Avant de mener des études complémentaires pour déterminer la composition exacte de ces huiles minérales, les auteurs du rapport appellent les fabricants à agir pour " limiter l'exposition du consommateur ". Comme première mesure, l'organisme public suggère " d'utiliser des encres, colles, additifs et auxiliaires technologiques exempts de MOAH dans le procédé de fabrication des emballages en papier et carton ".

" Barrières adéquates "

Les contenants fabriqués à partir de matières recyclées sont particulièrement surveillés par l'agence, qui évoque à leur sujet une " forte contamination " due aux composants toxiques qu'ils contiennent, comme les encres et les colles. Les supports imprimés sont considérés comme l'une des principales sources d'huile minérale dans les emballages recyclés.

L'Anses incite le secteur de l'impression à chercher les moyens de changer ses méthodes de production pour utiliser des produits dépourvus de MOAH. En fait, c'est le procédé de recyclage tout entier qui est à analyser à la loupe pour comprendre à quelles étapes sont introduites des huiles minérales.

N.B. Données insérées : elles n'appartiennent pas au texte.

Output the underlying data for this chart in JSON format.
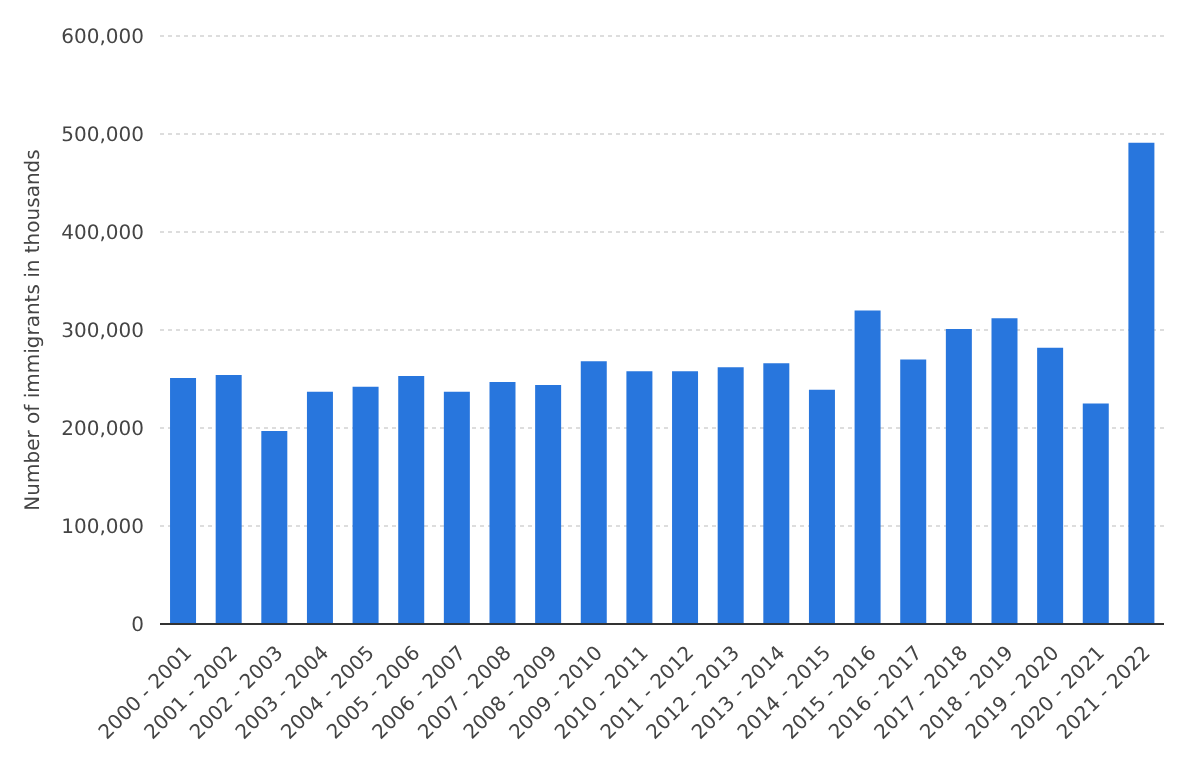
{
  "chart_data": {
    "type": "bar",
    "ylabel": "Number of immigrants in thousands",
    "categories": [
      "2000 - 2001",
      "2001 - 2002",
      "2002 - 2003",
      "2003 - 2004",
      "2004 - 2005",
      "2005 - 2006",
      "2006 - 2007",
      "2007 - 2008",
      "2008 - 2009",
      "2009 - 2010",
      "2010 - 2011",
      "2011 - 2012",
      "2012 - 2013",
      "2013 - 2014",
      "2014 - 2015",
      "2015 - 2016",
      "2016 - 2017",
      "2017 - 2018",
      "2018 - 2019",
      "2019 - 2020",
      "2020 - 2021",
      "2021 - 2022"
    ],
    "values": [
      251000,
      254000,
      197000,
      237000,
      242000,
      253000,
      237000,
      247000,
      244000,
      268000,
      258000,
      258000,
      262000,
      266000,
      239000,
      320000,
      270000,
      301000,
      312000,
      282000,
      225000,
      491000
    ],
    "color": "#2876dd",
    "ylim": [
      0,
      600000
    ],
    "yticks": [
      0,
      {
        "value": 100000,
        "label": "100,000"
      },
      {
        "value": 200000,
        "label": "200,000"
      },
      {
        "value": 300000,
        "label": "300,000"
      },
      {
        "value": 400000,
        "label": "400,000"
      },
      {
        "value": 500000,
        "label": "500,000"
      },
      {
        "value": 600000,
        "label": "600,000"
      }
    ],
    "grid": "y"
  }
}
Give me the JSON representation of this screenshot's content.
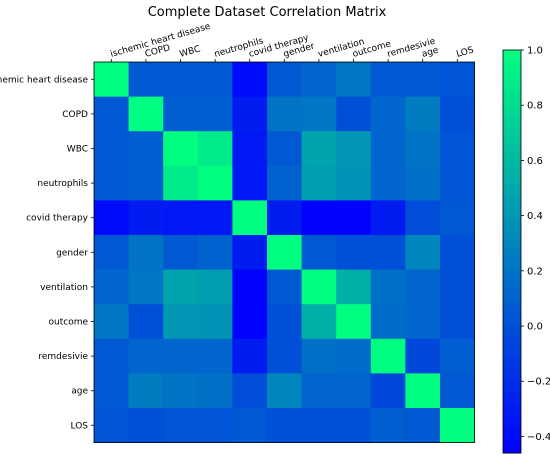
{
  "chart_data": {
    "type": "heatmap",
    "title": "Complete Dataset Correlation Matrix",
    "xlabel": "",
    "ylabel": "",
    "x_categories": [
      "ischemic heart disease",
      "COPD",
      "WBC",
      "neutrophils",
      "covid therapy",
      "gender",
      "ventilation",
      "outcome",
      "remdesivie",
      "age",
      "LOS"
    ],
    "y_categories": [
      "ischemic heart disease",
      "COPD",
      "WBC",
      "neutrophils",
      "covid therapy",
      "gender",
      "ventilation",
      "outcome",
      "remdesivie",
      "age",
      "LOS"
    ],
    "values": [
      [
        1.0,
        0.05,
        0.05,
        0.05,
        -0.4,
        0.05,
        0.12,
        0.22,
        0.05,
        0.05,
        0.02
      ],
      [
        0.05,
        1.0,
        0.08,
        0.08,
        -0.3,
        0.2,
        0.22,
        0.0,
        0.12,
        0.25,
        0.0
      ],
      [
        0.05,
        0.08,
        1.0,
        0.88,
        -0.32,
        0.05,
        0.48,
        0.4,
        0.12,
        0.2,
        0.02
      ],
      [
        0.05,
        0.08,
        0.88,
        1.0,
        -0.32,
        0.1,
        0.45,
        0.38,
        0.12,
        0.18,
        0.02
      ],
      [
        -0.4,
        -0.3,
        -0.32,
        -0.32,
        1.0,
        -0.3,
        -0.45,
        -0.45,
        -0.3,
        -0.02,
        0.05
      ],
      [
        0.05,
        0.2,
        0.05,
        0.1,
        -0.3,
        1.0,
        0.05,
        0.0,
        0.0,
        0.3,
        0.0
      ],
      [
        0.12,
        0.22,
        0.48,
        0.45,
        -0.45,
        0.05,
        1.0,
        0.55,
        0.18,
        0.12,
        0.0
      ],
      [
        0.22,
        0.0,
        0.4,
        0.38,
        -0.45,
        0.0,
        0.55,
        1.0,
        0.15,
        0.12,
        0.0
      ],
      [
        0.05,
        0.12,
        0.12,
        0.12,
        -0.3,
        0.0,
        0.18,
        0.15,
        1.0,
        -0.05,
        0.08
      ],
      [
        0.05,
        0.25,
        0.2,
        0.18,
        -0.02,
        0.3,
        0.12,
        0.12,
        -0.05,
        1.0,
        0.05
      ],
      [
        0.02,
        0.0,
        0.02,
        0.02,
        0.05,
        0.0,
        0.0,
        0.0,
        0.08,
        0.05,
        1.0
      ]
    ],
    "colormap": "winter",
    "colorbar": {
      "min": -0.46,
      "max": 1.0,
      "ticks": [
        -0.4,
        -0.2,
        0.0,
        0.2,
        0.4,
        0.6,
        0.8,
        1.0
      ],
      "tick_labels": [
        "−0.4",
        "−0.2",
        "0.0",
        "0.2",
        "0.4",
        "0.6",
        "0.8",
        "1.0"
      ]
    },
    "grid": false,
    "x_tick_position": "top",
    "colors": {
      "low": "#0000ff",
      "high": "#00ff80"
    }
  }
}
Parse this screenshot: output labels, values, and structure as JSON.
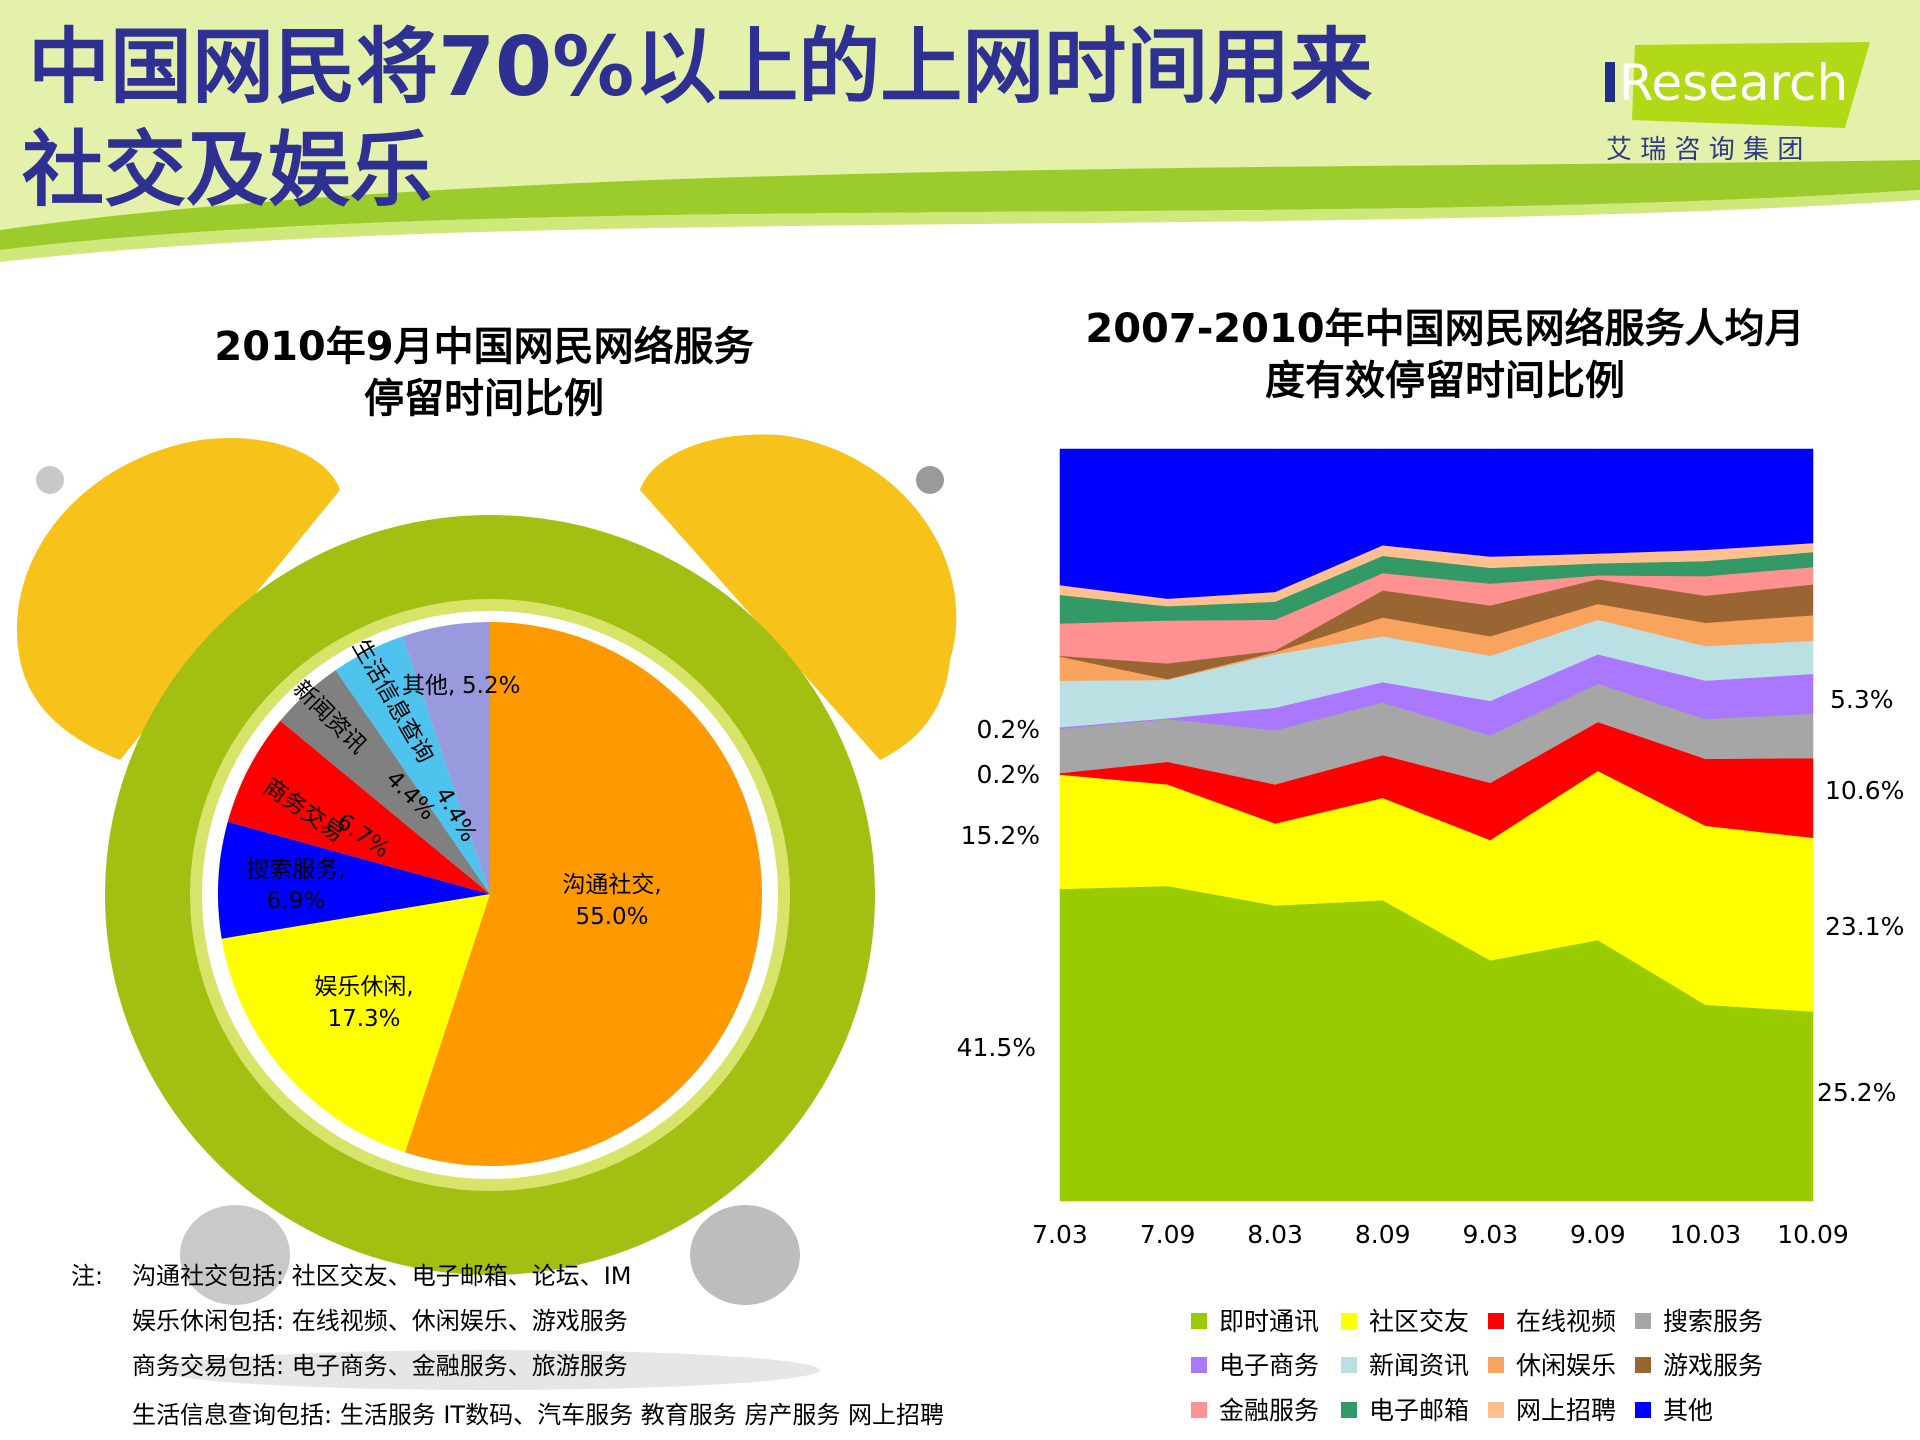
{
  "header": {
    "title_line1": "中国网民将70%以上的上网时间用来",
    "title_line2": "社交及娱乐",
    "logo_text": "iResearch",
    "logo_subtitle": "艾 瑞 咨 询 集 团"
  },
  "chart_data": [
    {
      "type": "pie",
      "title_line1": "2010年9月中国网民网络服务",
      "title_line2": "停留时间比例",
      "labels": [
        "沟通社交,",
        "娱乐休闲,",
        "搜索服务,",
        "商务交易",
        "新闻资讯",
        "生活信息查询",
        "其他,"
      ],
      "values": [
        55.0,
        17.3,
        6.9,
        6.7,
        4.4,
        4.4,
        5.2
      ],
      "data_labels": [
        "55.0%",
        "17.3%",
        "6.9%",
        "6.7%",
        "4.4%",
        "4.4%",
        "5.2%"
      ],
      "colors": [
        "#ff9900",
        "#ffff00",
        "#0000ff",
        "#ff0000",
        "#808080",
        "#4dc3ee",
        "#9999dd"
      ]
    },
    {
      "type": "area",
      "stacked": true,
      "normalized": true,
      "title_line1": "2007-2010年中国网民网络服务人均月",
      "title_line2": "度有效停留时间比例",
      "categories": [
        "7.03",
        "7.09",
        "8.03",
        "8.09",
        "9.03",
        "9.09",
        "10.03",
        "10.09"
      ],
      "ylim": [
        0,
        100
      ],
      "series": [
        {
          "name": "即时通讯",
          "color": "#99cc00",
          "values": [
            41.5,
            41.9,
            39.3,
            40.0,
            32.0,
            34.7,
            26.1,
            25.2
          ]
        },
        {
          "name": "社区交友",
          "color": "#ffff00",
          "values": [
            15.2,
            13.5,
            10.9,
            13.6,
            16.0,
            22.5,
            23.8,
            23.1
          ]
        },
        {
          "name": "在线视频",
          "color": "#ff0000",
          "values": [
            0.2,
            3.0,
            5.2,
            5.7,
            7.6,
            6.5,
            8.9,
            10.6
          ]
        },
        {
          "name": "搜索服务",
          "color": "#a6a6a6",
          "values": [
            5.9,
            5.7,
            7.2,
            7.0,
            6.3,
            5.1,
            5.3,
            5.9
          ]
        },
        {
          "name": "电子商务",
          "color": "#aa77ff",
          "values": [
            0.2,
            0.1,
            3.0,
            2.7,
            4.6,
            3.9,
            5.1,
            5.3
          ]
        },
        {
          "name": "新闻资讯",
          "color": "#bbe0e3",
          "values": [
            6.2,
            5.1,
            7.1,
            6.1,
            6.0,
            4.6,
            4.6,
            4.4
          ]
        },
        {
          "name": "休闲娱乐",
          "color": "#f8a35e",
          "values": [
            3.2,
            0.1,
            0.3,
            2.5,
            2.6,
            2.1,
            3.1,
            3.4
          ]
        },
        {
          "name": "游戏服务",
          "color": "#996633",
          "values": [
            0.1,
            2.1,
            0.2,
            3.6,
            4.1,
            3.3,
            3.6,
            4.1
          ]
        },
        {
          "name": "金融服务",
          "color": "#ff9191",
          "values": [
            4.3,
            5.7,
            4.1,
            2.3,
            2.9,
            0.5,
            2.6,
            2.3
          ]
        },
        {
          "name": "电子邮箱",
          "color": "#339966",
          "values": [
            3.8,
            1.9,
            2.4,
            2.3,
            2.1,
            1.6,
            2.0,
            2.0
          ]
        },
        {
          "name": "网上招聘",
          "color": "#ffbf8f",
          "values": [
            1.3,
            1.0,
            1.3,
            1.4,
            1.5,
            1.3,
            1.5,
            1.2
          ]
        },
        {
          "name": "其他",
          "color": "#0000ff",
          "values": [
            18.1,
            20.0,
            19.0,
            13.3,
            14.3,
            13.9,
            13.4,
            12.5
          ]
        }
      ],
      "left_labels": [
        "0.2%",
        "0.2%",
        "15.2%",
        "41.5%"
      ],
      "right_labels": [
        "5.3%",
        "10.6%",
        "23.1%",
        "25.2%"
      ],
      "legend_position": "bottom"
    }
  ],
  "notes": {
    "prefix": "注:",
    "lines": [
      "沟通社交包括: 社区交友、电子邮箱、论坛、IM",
      "娱乐休闲包括: 在线视频、休闲娱乐、游戏服务",
      "商务交易包括: 电子商务、金融服务、旅游服务",
      "生活信息查询包括: 生活服务 IT数码、汽车服务 教育服务 房产服务 网上招聘"
    ]
  }
}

Pour finir, les experts de l'Agence recommandent de renforcer les emballages en y intégrant des barrières étanches aux flux de MOAH et de MOSH. Ils suggèrent l'utilisation de revêtements comme le plastique PET, l'acrylate ou le polyamide. L'amidon est une des pistes de recherche possibles, son efficacité est aussi à l'étude.

" C'est un rapport que l'on attendait depuis plusieurs années, explique Karine Jacquemart, directrice générale de Foodwatch, une ONG de défense des consommateurs née en 2002 après la crise de la vache folle. Voilà longtemps que nous interpellons les industriels ainsi que les ministères concernés à ce sujet. Ils y étaient sensibles mais attendaient l'avis de l'Anses. "

En octobre 2015, Foodwatch avait testé une centaine d'aliments de grande consommation en France, en Allemagne et aux Pays-Bas. Les analyses ont montré que 60 % de ces produits contenaient des MOAH. Forte de ces résultats, l'ONG a lancé une pétition en ligne demandant à la Commission européenne la mise en place de normes pour " fixer des limites strictes à la quantité d'huiles minérales présentes dans les aliments et imposer l'utilisation de barrières adéquates pour tous les emballages en papier et carton. "

" Encres végétales "

En 2012, l'Autorité européenne de sécurité des aliments avait de son côté jugé l'exposition aux MOAH " particulièrement préoccupante ". " Notre objectif est clair : nous voulons obtenir une décision au niveau européen. Nous pensons que cela peut bouger très vite, car les choses sont en train d'évoluer ", résume Mme Jacquemart.

En novembre 2016, six enseignes de la grande distribution (E. Leclerc, Carrefour, Lidl, Intermarché, Casino et Système U) se sont engagées à réduire les niveaux de MOAH et de MOSH dans les produits de leurs marques respectives. " Nous avons décidé d'utiliser des encres végétales sur nos 1800 produits emballés dans du carton, annonce Hervé Gomichon, directeur qualité du groupe Carrefour. Le but est de ne pas contaminer nos produits mais également de ne pas envoyer d'emballages contaminés dans les circuits de recyclage. " Les 43 produits qui ne contiennent aucune barrière entre le paquet et les aliments, comme c'est le cas pour les pâtes, sont désormais constitués de fibres vierges.

Une norme allemande fait pour l'instant office de référence – les produits finis ne doivent pas -contenir plus de 2 milligrammes de MOSH par kilogramme, et aucun taux de MOAH ne doit être détecté. Un premier pas avant que la France légifère. " Il est urgent que les autorités publiques prennent des mesures, sinon nous sommes à la merci des engagements volontaires des uns et des autres ", conclut la directrice de Foodwatch.